Many people who started a restaurant business got into the industry by following their passion. But the logistics of running a large kitchen with a large staff and busy customers coming and going every day, along with crunching numbers on revenue and costs, can quickly stretch you thin.
With all these considerations, it’s essential never to lose sight of one basic practice – keeping the restaurant safe. Aside from the obvious dangers to human lives that can result from poor safety practices at an establishment, property damage can be costly, and in some cases, shut down your operations for a period, which is something no business owner wants to hear. Here are some ways to prevent three common sources of property damage.
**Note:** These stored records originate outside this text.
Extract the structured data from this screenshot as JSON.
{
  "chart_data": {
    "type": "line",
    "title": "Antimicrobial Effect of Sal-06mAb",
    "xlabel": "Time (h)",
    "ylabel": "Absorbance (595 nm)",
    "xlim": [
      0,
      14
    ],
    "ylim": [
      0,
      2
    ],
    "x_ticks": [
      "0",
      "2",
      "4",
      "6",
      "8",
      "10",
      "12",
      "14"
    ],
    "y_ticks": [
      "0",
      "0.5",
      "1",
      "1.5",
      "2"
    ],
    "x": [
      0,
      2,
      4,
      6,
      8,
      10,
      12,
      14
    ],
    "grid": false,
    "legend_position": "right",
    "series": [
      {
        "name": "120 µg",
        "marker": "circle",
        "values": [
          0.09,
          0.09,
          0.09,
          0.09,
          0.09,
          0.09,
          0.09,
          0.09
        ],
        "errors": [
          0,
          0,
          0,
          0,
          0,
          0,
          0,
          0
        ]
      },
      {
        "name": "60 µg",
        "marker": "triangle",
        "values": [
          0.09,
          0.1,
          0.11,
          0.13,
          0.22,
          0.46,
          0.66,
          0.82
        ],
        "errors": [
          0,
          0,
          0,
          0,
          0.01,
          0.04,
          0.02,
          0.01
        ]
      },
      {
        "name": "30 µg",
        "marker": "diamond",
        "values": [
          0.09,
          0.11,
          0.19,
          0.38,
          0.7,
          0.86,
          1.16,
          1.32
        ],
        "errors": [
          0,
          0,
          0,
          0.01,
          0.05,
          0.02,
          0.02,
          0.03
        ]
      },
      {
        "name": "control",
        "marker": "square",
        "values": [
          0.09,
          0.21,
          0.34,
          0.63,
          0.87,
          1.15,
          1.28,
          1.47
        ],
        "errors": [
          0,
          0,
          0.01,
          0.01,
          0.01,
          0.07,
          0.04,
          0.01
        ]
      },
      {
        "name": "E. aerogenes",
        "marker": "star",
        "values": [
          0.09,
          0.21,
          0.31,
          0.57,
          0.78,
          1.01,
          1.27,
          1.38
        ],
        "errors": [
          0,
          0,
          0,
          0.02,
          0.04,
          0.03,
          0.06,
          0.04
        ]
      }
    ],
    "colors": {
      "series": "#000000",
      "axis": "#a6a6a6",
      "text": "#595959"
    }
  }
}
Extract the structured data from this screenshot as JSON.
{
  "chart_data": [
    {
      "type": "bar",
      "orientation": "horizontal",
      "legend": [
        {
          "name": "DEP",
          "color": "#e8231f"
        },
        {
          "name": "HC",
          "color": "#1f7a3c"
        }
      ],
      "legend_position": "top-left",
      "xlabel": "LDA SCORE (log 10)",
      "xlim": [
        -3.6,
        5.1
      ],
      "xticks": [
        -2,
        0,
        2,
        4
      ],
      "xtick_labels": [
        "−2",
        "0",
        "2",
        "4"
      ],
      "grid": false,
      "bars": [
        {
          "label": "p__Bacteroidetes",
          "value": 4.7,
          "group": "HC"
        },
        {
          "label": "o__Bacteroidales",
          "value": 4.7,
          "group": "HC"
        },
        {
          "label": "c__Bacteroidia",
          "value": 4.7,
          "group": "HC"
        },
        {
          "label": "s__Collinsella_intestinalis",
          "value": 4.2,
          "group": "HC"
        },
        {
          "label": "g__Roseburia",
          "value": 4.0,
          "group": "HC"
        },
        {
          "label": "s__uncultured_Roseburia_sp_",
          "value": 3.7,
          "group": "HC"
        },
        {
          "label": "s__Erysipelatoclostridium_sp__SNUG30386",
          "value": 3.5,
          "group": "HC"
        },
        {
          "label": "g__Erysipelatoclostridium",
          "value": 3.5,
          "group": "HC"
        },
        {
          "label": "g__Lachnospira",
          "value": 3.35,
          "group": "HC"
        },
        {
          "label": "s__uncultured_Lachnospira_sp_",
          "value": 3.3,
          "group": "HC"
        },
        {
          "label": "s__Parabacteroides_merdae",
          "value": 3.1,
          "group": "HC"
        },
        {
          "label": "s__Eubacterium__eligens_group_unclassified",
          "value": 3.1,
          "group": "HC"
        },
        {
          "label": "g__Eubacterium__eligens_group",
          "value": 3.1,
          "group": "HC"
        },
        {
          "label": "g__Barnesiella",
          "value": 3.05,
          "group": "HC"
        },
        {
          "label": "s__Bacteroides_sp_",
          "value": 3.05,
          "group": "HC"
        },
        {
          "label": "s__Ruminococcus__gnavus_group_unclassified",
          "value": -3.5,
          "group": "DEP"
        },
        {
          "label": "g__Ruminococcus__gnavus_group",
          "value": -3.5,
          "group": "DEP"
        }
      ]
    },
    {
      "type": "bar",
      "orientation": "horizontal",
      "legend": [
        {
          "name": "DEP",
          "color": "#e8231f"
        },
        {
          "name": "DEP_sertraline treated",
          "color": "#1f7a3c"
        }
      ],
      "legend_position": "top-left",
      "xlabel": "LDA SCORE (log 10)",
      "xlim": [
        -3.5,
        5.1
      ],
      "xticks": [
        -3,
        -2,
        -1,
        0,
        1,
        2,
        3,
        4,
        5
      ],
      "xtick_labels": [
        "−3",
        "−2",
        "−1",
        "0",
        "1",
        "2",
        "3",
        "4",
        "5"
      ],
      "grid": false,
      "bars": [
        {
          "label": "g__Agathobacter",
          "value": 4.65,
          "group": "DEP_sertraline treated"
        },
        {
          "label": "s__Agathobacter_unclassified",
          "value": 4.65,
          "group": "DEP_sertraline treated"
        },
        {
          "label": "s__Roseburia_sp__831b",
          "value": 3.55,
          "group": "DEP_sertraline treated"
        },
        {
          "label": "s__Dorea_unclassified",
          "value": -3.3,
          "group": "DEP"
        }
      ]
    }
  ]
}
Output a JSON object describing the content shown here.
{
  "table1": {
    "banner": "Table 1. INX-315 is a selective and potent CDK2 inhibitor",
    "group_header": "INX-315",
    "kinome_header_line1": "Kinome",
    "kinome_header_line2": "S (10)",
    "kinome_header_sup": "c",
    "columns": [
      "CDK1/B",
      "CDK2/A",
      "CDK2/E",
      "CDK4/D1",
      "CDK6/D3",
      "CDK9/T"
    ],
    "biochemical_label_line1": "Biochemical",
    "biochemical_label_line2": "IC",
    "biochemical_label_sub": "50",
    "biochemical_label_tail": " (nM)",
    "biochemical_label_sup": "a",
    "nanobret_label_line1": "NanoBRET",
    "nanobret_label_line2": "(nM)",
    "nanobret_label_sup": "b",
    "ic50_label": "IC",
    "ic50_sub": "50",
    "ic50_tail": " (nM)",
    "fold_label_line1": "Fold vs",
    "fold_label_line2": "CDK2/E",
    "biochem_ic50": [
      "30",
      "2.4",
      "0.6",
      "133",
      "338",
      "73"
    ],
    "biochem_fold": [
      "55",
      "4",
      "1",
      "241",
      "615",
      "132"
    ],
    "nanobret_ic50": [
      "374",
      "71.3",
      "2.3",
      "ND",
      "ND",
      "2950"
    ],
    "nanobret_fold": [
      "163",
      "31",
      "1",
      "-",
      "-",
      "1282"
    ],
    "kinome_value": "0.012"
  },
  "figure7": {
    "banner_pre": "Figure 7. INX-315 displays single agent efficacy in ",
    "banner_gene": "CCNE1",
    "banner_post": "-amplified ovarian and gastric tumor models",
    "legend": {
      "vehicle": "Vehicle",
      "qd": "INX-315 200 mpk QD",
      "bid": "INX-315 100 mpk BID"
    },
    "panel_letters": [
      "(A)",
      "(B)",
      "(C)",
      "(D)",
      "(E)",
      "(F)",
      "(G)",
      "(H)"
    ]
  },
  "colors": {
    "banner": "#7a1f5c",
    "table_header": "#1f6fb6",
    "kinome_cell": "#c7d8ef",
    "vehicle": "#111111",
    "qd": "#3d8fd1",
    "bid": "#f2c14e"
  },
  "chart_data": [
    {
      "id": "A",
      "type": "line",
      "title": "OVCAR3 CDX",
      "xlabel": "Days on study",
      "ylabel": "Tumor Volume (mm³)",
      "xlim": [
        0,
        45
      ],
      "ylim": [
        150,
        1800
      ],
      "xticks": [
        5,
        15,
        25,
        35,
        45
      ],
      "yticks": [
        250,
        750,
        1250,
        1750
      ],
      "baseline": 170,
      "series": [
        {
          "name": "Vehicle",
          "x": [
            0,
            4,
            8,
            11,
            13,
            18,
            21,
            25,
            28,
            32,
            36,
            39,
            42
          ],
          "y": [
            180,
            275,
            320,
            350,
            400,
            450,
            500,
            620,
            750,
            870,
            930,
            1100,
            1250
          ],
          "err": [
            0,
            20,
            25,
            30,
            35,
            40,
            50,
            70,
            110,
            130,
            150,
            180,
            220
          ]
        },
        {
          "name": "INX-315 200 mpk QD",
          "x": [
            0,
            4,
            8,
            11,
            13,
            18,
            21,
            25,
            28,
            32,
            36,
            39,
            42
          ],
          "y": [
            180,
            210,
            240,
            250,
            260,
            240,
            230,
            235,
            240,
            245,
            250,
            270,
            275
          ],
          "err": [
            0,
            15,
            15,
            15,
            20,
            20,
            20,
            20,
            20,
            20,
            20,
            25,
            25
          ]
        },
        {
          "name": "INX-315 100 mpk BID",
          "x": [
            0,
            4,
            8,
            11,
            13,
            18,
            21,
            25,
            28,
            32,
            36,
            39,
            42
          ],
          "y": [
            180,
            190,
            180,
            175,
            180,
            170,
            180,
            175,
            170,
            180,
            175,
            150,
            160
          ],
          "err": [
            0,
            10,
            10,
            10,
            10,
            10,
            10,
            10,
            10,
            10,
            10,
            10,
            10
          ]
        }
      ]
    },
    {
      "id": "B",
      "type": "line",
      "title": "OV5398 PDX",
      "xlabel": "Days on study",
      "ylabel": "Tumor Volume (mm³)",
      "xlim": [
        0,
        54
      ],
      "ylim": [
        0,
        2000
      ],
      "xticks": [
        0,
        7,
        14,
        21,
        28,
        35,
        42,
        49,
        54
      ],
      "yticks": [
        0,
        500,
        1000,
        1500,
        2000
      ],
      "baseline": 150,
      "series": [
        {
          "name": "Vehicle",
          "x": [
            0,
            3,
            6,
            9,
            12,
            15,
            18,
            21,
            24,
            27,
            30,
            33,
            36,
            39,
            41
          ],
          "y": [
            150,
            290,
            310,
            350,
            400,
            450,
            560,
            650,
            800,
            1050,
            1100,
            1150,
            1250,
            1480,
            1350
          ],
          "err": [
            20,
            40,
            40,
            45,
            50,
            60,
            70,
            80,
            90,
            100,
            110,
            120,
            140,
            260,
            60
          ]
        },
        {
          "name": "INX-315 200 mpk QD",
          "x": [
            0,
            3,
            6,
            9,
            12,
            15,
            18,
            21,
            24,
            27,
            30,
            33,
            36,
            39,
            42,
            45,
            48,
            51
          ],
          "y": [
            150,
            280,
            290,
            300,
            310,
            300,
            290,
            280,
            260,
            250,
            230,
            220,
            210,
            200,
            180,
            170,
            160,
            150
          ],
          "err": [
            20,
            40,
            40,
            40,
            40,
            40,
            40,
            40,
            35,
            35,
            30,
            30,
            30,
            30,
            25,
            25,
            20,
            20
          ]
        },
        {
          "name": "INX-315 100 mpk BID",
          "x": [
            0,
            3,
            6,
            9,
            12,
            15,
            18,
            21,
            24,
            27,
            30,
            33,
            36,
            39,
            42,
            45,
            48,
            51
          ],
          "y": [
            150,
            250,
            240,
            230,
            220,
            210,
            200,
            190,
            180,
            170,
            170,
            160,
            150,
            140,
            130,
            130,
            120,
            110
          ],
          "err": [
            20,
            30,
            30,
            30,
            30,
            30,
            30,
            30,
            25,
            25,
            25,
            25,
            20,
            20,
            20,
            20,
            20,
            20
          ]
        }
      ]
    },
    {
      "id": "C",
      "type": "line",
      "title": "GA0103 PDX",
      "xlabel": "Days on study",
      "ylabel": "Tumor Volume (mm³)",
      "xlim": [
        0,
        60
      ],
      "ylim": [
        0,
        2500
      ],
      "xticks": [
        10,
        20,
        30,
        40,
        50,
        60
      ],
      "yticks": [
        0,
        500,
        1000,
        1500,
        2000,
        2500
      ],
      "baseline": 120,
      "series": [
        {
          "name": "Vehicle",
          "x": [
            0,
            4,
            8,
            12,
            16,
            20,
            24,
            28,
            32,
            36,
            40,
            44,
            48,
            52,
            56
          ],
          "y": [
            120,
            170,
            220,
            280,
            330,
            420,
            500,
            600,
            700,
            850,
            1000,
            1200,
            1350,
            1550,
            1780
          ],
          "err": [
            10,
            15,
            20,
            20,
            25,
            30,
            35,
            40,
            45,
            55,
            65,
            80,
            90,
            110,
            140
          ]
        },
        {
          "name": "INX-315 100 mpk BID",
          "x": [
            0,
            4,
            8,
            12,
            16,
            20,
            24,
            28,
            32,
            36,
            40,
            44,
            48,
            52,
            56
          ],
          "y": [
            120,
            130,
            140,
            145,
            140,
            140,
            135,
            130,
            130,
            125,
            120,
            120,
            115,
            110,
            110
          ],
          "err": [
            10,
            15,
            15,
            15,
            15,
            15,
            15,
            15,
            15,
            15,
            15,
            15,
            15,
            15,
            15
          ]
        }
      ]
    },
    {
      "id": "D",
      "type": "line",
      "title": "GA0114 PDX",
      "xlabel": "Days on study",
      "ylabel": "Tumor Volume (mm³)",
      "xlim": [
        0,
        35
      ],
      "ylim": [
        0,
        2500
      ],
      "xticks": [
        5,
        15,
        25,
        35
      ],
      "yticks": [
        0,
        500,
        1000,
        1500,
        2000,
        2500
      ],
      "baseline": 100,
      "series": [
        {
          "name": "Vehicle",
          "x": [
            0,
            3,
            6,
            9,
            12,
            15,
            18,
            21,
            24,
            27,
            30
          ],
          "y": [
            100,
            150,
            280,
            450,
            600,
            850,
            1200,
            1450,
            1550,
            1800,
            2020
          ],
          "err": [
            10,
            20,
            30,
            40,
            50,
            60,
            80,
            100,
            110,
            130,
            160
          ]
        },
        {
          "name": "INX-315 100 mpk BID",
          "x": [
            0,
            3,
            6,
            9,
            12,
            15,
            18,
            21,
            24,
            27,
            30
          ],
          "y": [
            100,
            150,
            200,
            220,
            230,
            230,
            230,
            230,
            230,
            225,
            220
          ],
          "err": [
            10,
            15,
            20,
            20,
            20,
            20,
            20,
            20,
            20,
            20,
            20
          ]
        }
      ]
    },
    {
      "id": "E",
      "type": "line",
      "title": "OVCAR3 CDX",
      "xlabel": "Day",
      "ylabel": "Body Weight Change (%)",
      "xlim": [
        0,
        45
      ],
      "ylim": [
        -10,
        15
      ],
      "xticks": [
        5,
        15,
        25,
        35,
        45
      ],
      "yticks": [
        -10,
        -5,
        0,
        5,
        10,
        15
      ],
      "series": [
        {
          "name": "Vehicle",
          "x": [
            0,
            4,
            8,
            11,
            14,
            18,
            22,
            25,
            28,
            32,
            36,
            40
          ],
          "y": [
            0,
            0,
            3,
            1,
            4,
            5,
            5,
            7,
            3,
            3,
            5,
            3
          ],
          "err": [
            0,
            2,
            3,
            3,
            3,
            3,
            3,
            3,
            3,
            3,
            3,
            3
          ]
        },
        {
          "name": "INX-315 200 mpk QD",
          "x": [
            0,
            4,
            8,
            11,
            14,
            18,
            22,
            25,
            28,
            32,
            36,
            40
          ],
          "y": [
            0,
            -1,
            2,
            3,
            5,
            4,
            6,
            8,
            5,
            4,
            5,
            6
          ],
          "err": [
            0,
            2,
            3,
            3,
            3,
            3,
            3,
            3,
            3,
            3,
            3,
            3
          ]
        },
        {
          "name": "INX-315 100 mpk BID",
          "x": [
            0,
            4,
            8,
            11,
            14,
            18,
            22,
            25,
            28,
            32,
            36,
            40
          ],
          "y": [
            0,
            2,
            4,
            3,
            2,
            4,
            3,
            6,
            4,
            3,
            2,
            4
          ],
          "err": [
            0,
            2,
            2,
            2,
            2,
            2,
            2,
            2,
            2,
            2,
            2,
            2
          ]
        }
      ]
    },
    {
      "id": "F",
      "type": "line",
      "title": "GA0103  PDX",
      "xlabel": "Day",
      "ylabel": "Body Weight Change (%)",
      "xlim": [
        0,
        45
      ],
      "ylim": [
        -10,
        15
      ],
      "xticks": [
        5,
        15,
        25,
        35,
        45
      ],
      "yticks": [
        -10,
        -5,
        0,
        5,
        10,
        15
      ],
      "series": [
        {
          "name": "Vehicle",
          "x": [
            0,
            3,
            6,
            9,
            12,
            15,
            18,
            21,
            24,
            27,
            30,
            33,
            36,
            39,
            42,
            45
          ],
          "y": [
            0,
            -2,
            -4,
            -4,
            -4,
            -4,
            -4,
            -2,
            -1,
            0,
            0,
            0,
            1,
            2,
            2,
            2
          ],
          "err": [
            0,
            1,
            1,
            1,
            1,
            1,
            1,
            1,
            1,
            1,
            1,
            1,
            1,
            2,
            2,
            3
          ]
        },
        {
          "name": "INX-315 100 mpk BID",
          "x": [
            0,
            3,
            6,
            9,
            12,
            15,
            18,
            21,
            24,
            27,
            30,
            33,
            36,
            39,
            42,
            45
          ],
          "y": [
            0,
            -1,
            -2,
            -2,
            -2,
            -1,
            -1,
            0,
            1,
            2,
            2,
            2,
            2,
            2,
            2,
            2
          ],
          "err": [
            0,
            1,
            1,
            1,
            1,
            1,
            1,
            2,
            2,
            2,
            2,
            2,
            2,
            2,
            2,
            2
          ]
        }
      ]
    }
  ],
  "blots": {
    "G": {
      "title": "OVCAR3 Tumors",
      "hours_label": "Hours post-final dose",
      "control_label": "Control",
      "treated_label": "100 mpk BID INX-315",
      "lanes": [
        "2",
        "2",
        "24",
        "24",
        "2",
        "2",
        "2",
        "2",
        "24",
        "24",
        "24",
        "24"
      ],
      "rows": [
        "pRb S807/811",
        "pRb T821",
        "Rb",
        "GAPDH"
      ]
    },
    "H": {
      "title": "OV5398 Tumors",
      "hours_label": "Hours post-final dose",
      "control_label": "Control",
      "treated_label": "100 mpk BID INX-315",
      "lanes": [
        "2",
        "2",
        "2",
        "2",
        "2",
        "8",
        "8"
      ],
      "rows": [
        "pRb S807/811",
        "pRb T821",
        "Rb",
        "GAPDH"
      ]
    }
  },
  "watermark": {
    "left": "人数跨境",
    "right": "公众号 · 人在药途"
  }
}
In the food business, water is used almost everywhere. From cooking to cleaning, a constant supply of water keeps your kitchen running smoothly. But as any homeowner can tell you, bad things happen when water gets to places where it shouldn’t be present. Unwanted moisture can lead to mold formation, which is never desirable, but especially when your business survival depends on cleanliness and safety.
Your kitchen staff should be well drilled in cleaning procedures, and that includes overseeing proper drainage of water in the kitchen and prompt cleaning of any spillage in the dining areas. If you have an outdoor deck or rooftop area, these can be highly exposed to weather and rain. Make sure to keep them waterproofed with solutions like cementitious waterproofing membranes to maintain form and function.
Along with water, restaurants need heat in the right places. From ovens to stoves, various electrical appliances, and gas pipes, there’s a long list of fire hazards in every kitchen. It shouldn’t come as a surprise, then, that reports indicate over 8,000 restaurants catch fire every year.
Cleaning oven hoods and grease traps should be a part of your safety routines in the kitchen, and employees should be alert to these common fire hazards. Watch out for old wiring, and avoid overloading electric outlets. Overall, periodic fire inspection is simply a part of running a restaurant business. Have professionals conduct the inspection once a month for your peace of mind and continued safety certification.
Your restaurant equipment can be just as expensive as the property, and it’s vital to ensure proper care and maintenance of the appliances and fixtures that keep your business running. A lot of common kitchen mishaps come down to lack of experience or training on the part of the workers.
If you find yourself doing more office work in your restaurant business, there’s a chance that kitchen protocols aren’t being followed so rigorously. Even if you still spend a lot of time in the kitchen, you can’t always keep your eye on everything. Take time to drill your staff on the proper use of every piece of equipment, and the importance of keeping the layout as tidy as possible each day. Then, see to it that the organization and safety measures are enforced when you’re away.
The best practices in restaurant safety can go unnoticed because when you’re doing things right, then nothing happens. You don’t want to have to call your insurance and discuss exposure coverage, and you certainly don’t want to lose trust in your brand by being forced to shut down for safety reasons, even if it’s only temporary. See to it that your entire team places safety first as they go about their daily operations.